No Bull in the Numbers
The survey for the report is out, showing our numbers at the low for end stocks in both US and world balance sheets. But we are not bullish, nor do we consider our figures bullish. The production survey avg was lowered 1/2 Mb from Oct, but as we have said multiple times, the market is trading something more than that. The end stocks avg was cut 400 kb, but again, the market says a bigger cut is in the works.
On the world side, we adjusted for a lower production, matching exactly our estimate for consumption. This resulted in a carryout of 99 Mb, lowest of those surveyed. But a 99 Mb is by no means bullish. It is exactly the same as last year, and is tied for 3rd highest all-time. The ratio at 87% is less than year ago, and is 4th largest all-time.

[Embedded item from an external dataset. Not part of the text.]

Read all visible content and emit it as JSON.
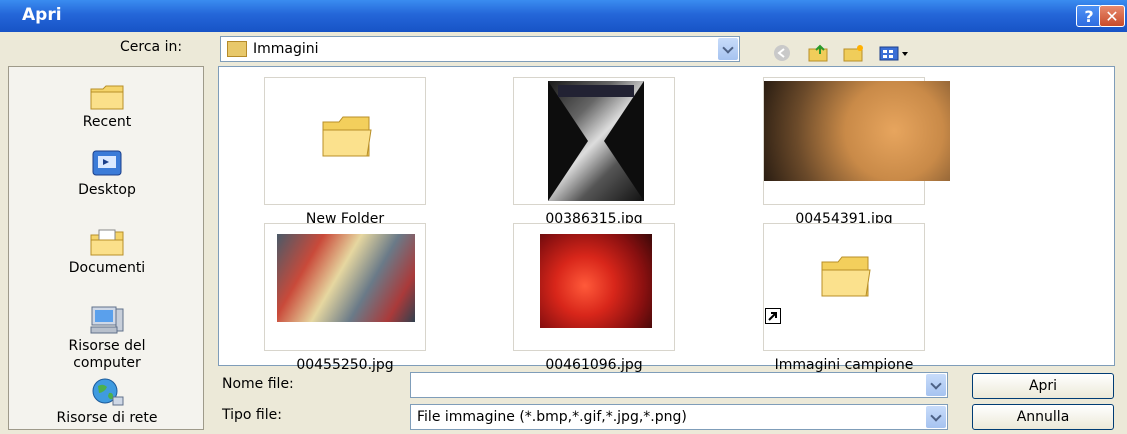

We don't know why the market rolled over today, but it appears we were right on the call yesterday to add to shorts. Even though the $ was sharply lower, cotton is being influenced by normal liquidation into Dec notice. Our 5.65 Mb US end stocks figure is a lot less than where things stood last May, but price then was 58c. A "fair" value for a 32% ratio is ballpark 64c. But that price must come with at least a 10% +/-, meaning a theoretical high/low of 7040/5760. The observation of that price box suggests this year's high is in place, but the low is not.
The first leg down from 7260 is 454 points. Subtract that from what may be a "b" leg high at 7094, get a target of 6640. This is in the area of the key price level of 6600, which cotton has made important via several major highs and lows. Timing for a low historically has been on or within a couple days of FND. No surprise there.